FAI CEO Hill claims €11,500 lieu of holidays payment came from a 'throwaway line'

FAI CEO Hill claims €11,500 lieu of holidays payment came from a 'throwaway line'

The CEO of the FAI, Jonathan Hill, has claimed that the €11,500 lieu of holiday payment that was made to him by the organisation came from a "throwaway line" in a conversation between him and another FAI employee.

Last year, FAI CEO Hill received payments for expenses and compensation for accrued but unused holidays, resulting in his total compensation exceeding government-imposed limits set during the organization's 2020 bailout.

A recommendation outlined in clause 35 of a memorandum of understanding (MOU) agreement with the government stipulates that the FAI chief executive's compensation should align with the government's pay guidelines for a secretary general. This disclosure led to the temporary suspension of funding for the FAI.

Mr. Hill and a FAI delegation from the Football Association of Ireland appeared before the Oireachtas Public Accounts Committee (PAC) on Thursday to explain in detail how he received the payment. Mr. Hill explained that the matter of holiday pay surfaced within the context of another staff member's request, submitted via email, for payment in lieu. This arrangement had been previously authorised by the finance director and the chief operating officer at that time.

"You'll see that an email was sent to me actually in mid-November, which came from the junior employee we're seeking to protect from a legal perspective, just to make that clear," said the FAI CEO. 

"In that email, I am asked if I agree to a request from that junior colleague to convert holidays that the employee could not take for exceptional circumstances into a cash payment. I accept that you can't see the words in the redacted statement, but that is for legal reasons.
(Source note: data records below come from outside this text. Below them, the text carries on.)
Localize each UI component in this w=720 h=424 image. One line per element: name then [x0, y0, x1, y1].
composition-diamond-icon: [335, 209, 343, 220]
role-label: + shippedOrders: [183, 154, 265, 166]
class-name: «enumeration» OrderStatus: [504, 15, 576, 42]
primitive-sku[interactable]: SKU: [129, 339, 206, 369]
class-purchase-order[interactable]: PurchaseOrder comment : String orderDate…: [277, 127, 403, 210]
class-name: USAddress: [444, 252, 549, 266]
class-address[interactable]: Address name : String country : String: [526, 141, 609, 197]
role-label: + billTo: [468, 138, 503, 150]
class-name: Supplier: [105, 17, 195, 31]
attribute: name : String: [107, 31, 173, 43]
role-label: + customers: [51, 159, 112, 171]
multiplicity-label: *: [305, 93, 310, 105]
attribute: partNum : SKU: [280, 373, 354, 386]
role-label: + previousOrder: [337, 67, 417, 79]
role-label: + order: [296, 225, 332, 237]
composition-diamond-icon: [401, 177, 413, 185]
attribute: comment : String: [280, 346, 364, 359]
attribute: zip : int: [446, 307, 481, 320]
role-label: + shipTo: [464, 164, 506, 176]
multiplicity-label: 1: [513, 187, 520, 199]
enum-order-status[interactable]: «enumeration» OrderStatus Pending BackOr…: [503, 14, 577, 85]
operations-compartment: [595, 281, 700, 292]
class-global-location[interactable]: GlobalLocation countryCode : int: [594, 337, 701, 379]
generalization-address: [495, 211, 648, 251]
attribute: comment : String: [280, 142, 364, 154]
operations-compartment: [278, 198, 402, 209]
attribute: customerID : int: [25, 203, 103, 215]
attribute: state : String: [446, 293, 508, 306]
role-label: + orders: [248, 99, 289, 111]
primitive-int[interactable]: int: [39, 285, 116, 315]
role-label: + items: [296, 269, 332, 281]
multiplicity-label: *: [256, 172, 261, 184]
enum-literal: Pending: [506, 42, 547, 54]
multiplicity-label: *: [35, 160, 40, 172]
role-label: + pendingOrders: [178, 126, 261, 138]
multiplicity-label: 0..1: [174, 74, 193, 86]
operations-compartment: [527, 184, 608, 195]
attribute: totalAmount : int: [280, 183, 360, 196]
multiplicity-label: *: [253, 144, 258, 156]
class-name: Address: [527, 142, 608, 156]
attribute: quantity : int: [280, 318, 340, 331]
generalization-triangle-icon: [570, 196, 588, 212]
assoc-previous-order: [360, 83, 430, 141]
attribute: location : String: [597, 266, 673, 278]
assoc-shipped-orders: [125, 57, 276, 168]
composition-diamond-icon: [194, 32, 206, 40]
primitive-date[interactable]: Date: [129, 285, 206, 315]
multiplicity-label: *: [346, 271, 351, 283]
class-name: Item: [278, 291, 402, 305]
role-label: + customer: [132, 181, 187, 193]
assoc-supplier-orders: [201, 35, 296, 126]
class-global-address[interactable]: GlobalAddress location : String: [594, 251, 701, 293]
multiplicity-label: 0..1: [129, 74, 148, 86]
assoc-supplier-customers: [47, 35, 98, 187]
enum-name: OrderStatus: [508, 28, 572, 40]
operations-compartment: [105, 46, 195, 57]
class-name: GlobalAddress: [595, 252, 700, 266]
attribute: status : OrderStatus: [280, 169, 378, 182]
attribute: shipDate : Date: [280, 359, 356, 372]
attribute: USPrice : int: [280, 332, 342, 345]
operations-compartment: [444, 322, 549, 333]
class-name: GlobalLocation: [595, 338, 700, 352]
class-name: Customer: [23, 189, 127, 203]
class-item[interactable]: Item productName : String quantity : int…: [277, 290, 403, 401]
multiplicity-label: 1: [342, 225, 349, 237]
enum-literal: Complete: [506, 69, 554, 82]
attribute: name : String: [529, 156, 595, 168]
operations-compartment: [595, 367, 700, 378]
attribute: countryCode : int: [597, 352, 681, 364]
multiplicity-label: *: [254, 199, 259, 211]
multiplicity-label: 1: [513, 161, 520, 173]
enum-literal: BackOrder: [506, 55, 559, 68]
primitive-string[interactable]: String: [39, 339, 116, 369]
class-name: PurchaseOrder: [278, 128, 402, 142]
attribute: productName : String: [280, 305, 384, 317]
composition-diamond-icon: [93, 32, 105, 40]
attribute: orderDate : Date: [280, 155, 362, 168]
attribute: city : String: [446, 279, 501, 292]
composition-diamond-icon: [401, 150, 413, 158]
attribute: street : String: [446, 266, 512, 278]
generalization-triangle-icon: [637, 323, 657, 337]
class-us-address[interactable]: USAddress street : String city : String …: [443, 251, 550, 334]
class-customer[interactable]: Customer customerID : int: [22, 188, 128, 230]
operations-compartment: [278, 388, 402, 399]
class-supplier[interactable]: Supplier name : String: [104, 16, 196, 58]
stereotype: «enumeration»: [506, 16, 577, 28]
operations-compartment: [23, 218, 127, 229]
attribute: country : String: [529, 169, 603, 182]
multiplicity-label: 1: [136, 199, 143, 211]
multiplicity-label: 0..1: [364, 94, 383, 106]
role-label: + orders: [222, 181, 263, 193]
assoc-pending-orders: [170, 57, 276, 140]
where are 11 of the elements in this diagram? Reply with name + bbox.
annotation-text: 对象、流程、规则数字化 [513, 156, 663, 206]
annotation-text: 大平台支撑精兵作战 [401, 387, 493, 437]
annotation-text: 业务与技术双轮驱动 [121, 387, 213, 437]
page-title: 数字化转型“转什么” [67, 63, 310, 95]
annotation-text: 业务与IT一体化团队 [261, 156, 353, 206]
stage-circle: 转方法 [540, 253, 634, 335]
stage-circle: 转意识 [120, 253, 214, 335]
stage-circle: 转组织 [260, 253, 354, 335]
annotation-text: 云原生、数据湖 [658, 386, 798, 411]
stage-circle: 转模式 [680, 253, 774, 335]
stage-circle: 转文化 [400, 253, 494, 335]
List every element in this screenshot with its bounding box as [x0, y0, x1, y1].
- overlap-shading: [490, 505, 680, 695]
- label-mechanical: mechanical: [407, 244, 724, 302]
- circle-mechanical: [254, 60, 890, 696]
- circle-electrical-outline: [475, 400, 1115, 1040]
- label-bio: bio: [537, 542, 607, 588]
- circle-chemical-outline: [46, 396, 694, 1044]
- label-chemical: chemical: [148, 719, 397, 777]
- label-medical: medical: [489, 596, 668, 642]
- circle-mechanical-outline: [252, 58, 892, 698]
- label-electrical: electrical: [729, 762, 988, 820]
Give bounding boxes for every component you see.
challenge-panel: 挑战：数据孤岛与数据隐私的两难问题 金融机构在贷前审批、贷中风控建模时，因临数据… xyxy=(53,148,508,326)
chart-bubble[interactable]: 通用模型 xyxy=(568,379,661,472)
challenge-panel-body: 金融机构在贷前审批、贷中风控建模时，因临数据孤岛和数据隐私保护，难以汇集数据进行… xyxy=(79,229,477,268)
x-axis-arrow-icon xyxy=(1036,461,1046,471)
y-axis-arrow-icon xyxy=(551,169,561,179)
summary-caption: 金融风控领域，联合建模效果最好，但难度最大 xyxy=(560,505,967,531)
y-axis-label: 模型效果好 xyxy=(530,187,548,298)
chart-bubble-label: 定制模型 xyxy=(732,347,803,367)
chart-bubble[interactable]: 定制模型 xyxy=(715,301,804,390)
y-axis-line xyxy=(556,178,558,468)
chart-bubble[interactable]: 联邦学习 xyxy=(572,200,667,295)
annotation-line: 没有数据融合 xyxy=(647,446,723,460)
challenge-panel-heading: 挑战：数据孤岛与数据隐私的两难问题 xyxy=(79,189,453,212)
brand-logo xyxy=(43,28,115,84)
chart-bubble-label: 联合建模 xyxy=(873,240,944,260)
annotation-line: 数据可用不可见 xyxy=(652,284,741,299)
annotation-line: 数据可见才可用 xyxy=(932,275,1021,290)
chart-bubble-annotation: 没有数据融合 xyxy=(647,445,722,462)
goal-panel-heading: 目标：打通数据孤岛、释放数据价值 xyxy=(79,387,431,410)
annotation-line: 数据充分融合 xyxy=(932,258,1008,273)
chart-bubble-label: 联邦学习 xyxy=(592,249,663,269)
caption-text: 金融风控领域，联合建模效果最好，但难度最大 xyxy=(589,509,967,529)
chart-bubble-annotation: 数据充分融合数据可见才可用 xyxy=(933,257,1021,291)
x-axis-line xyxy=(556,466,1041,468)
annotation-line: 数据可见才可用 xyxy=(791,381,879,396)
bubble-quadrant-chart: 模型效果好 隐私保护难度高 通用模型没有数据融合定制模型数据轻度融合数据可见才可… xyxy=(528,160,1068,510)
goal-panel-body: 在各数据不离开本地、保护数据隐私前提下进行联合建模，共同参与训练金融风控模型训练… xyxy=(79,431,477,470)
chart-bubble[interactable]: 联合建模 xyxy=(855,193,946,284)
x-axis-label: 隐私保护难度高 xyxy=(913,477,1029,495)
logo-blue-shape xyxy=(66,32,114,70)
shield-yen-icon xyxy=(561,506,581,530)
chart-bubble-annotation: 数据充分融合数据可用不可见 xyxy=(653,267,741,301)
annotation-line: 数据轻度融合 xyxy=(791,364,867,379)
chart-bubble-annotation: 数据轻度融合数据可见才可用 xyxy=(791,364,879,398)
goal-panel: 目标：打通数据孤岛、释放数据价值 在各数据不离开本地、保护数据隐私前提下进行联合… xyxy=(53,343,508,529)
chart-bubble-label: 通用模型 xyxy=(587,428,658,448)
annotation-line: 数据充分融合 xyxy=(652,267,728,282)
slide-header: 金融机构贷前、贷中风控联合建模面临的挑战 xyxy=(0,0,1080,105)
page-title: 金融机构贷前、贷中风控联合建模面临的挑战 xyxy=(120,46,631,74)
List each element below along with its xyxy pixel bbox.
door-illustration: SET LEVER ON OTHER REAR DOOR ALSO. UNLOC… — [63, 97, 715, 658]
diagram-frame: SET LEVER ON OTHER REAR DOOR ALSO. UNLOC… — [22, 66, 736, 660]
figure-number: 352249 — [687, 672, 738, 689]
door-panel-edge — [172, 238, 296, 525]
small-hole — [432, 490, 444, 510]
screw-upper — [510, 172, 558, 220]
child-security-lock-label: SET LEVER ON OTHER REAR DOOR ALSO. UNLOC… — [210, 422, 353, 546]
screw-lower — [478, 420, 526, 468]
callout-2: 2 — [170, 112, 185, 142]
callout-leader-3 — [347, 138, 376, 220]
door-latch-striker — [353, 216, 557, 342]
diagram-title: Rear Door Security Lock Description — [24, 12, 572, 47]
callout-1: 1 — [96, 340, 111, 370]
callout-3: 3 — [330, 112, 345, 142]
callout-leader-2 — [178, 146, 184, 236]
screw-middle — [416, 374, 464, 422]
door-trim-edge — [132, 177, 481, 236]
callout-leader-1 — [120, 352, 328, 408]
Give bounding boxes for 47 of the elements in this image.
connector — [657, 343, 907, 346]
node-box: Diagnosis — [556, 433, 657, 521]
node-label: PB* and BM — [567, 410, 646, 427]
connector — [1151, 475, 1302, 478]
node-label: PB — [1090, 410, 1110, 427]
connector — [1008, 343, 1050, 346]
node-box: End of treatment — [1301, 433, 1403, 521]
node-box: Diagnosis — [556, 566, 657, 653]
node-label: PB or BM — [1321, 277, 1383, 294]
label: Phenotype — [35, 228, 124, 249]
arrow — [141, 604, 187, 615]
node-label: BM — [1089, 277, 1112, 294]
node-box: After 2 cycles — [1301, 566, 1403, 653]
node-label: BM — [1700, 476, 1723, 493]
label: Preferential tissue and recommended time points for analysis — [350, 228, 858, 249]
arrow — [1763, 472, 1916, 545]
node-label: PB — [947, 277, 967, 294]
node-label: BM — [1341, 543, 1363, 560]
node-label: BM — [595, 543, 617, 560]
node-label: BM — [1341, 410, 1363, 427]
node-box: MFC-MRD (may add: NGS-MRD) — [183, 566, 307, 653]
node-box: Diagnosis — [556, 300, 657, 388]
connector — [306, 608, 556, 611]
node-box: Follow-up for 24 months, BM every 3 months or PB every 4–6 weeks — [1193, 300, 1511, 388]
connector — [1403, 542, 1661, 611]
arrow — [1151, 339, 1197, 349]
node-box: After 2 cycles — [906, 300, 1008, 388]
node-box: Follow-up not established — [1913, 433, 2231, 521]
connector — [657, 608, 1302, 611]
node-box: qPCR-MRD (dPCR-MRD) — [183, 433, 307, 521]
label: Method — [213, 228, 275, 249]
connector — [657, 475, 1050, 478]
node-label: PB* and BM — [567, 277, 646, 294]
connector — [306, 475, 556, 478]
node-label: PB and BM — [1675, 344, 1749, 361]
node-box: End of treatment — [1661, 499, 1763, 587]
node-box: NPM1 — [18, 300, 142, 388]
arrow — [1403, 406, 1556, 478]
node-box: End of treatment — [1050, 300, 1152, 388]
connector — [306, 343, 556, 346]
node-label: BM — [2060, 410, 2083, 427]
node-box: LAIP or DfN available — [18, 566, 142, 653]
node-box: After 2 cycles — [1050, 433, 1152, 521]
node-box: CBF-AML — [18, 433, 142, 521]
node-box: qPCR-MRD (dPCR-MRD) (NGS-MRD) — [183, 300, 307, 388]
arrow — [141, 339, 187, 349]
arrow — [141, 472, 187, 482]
"But within that, just to explain, both the then Finance Director and the COO had agreed to this request already, and that's referenced in the email. So, I too agreed to it, although that was not a formal approval, as due process would need to be followed.

Mr. Hill explained that he was emailed by a junior employee, who requested that their untaken holiday days be converted to cash, owing to exceptional circumstances.

Mr. Hill also went on to say to the committee, "Can you negotiate the same for me, please?" in what he claims was not a request and was more of a "throwaway line" in the redacted emails. The former Finance Director, Alex O'Connell, was copied to this email, and Mr. Hill said O’Connell interpreted the joke as a formal request.

"Within that response, I am comfortable, because it doesn't relate to the junior employee, in saying that I added a throwaway line to that junior colleague, saying, "Can you negotiate the same for me, please?" For me, it's clear that this was not a formal request, and it was in an email back to the junior colleague," he added.

"I copied the then Finance Director to the note, as I agreed, as he had done. He obviously takes that line as a request and uses that email chain to go himself to the chair. From then on, I am not part of that process, although I am asked five weeks later, as would be normal at the end of the year, how many days of holiday I have taken. I reply and ask what is happening with them, saying clearly that I would be happy to carry them over."

When questioned by the committee chair, Brian Stanley, about the extensive redaction of a letter regarding Mr. Hill's "throwaway" remark and why simply redacting the name of the junior staff member was deemed insufficient, Mr. Hill clarified that the redactions were made based on legal counsel.

"I understand that the decision to heavily redact the letter was guided by legal advice received by the association, advice to which I was not privy. The intention behind these redactions was to safeguard the anonymity of the junior employee involved, a measure I believe is ethically sound. However, I want to emphasise that the decision to redact was not mine to make."